The Director of the Scars of War Foundation, Falklands War veteran Hugh McManners, commented that “A possible implication of our research is that because trauma seems to lead to brain changes in everyone who is exposed, PTSD may not be abnormal or a ‘disorder’ but the brain’s natural reaction to events and experiences that are abnormal.” The foundation aims to provide clinicians with the means to make early diagnoses and to develop more effective treatments for PTSD, which could cut costs for war veteran care and remove the stigma suffered by servicemen and women who develop PTSD.

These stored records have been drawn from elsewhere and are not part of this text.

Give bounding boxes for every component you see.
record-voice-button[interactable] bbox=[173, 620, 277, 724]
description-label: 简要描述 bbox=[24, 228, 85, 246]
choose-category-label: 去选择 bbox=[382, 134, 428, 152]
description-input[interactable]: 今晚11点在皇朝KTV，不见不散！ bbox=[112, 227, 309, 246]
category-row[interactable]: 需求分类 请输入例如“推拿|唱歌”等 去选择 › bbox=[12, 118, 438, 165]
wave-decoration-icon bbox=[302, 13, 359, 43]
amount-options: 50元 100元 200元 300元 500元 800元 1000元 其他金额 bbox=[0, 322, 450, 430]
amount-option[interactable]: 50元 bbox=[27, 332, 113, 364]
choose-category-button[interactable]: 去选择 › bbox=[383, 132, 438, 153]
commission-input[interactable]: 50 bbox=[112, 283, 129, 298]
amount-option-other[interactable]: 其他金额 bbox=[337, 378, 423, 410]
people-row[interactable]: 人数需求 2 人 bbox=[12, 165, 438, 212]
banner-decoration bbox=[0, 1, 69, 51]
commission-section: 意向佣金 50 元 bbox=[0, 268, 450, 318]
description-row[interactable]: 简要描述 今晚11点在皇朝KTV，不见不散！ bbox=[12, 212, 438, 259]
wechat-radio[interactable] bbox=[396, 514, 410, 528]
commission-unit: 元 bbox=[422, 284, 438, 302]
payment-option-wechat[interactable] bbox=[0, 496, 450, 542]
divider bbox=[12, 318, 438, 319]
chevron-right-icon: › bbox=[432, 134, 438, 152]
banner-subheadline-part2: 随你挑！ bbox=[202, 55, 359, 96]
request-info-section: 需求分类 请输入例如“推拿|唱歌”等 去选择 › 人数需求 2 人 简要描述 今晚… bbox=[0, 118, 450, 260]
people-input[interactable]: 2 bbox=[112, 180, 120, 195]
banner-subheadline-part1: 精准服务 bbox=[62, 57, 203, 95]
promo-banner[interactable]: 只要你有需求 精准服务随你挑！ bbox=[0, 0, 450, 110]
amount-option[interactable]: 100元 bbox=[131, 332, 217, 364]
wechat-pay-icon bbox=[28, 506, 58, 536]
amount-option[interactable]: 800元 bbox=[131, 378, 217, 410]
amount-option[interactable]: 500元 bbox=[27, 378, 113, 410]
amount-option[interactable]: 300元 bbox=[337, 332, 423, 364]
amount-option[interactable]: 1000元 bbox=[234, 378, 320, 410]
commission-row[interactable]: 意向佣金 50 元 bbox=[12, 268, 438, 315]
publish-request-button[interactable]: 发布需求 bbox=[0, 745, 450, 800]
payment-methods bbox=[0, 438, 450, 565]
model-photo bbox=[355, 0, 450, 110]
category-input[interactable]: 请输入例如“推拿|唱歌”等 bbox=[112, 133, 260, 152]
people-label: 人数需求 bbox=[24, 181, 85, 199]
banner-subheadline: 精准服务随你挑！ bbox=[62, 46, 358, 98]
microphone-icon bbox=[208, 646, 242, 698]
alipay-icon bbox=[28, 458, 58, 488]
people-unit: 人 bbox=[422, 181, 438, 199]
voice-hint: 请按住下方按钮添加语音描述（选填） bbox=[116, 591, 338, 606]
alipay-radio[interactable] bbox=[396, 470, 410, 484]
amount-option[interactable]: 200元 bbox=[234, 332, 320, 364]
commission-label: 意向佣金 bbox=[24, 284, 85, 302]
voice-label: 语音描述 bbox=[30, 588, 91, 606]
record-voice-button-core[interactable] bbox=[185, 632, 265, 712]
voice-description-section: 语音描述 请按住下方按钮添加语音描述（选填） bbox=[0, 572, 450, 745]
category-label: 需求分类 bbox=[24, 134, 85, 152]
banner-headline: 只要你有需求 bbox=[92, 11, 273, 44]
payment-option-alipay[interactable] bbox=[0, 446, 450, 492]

In conclusion, the research conducted by the University of Oxford’s Department of Psychiatry provides new insight into the lasting impact of trauma on the brain, even in individuals who do not develop PTSD. The findings suggest that a spectrum of traumatic effects on the brain may exist. Early diagnosis and treatment of PTSD could potentially prevent the progression to intractable chronic versions of this condition. The research is ongoing, and the Scars of War Foundation hopes to further elucidate these findings in their upcoming brain imaging study of British war veterans.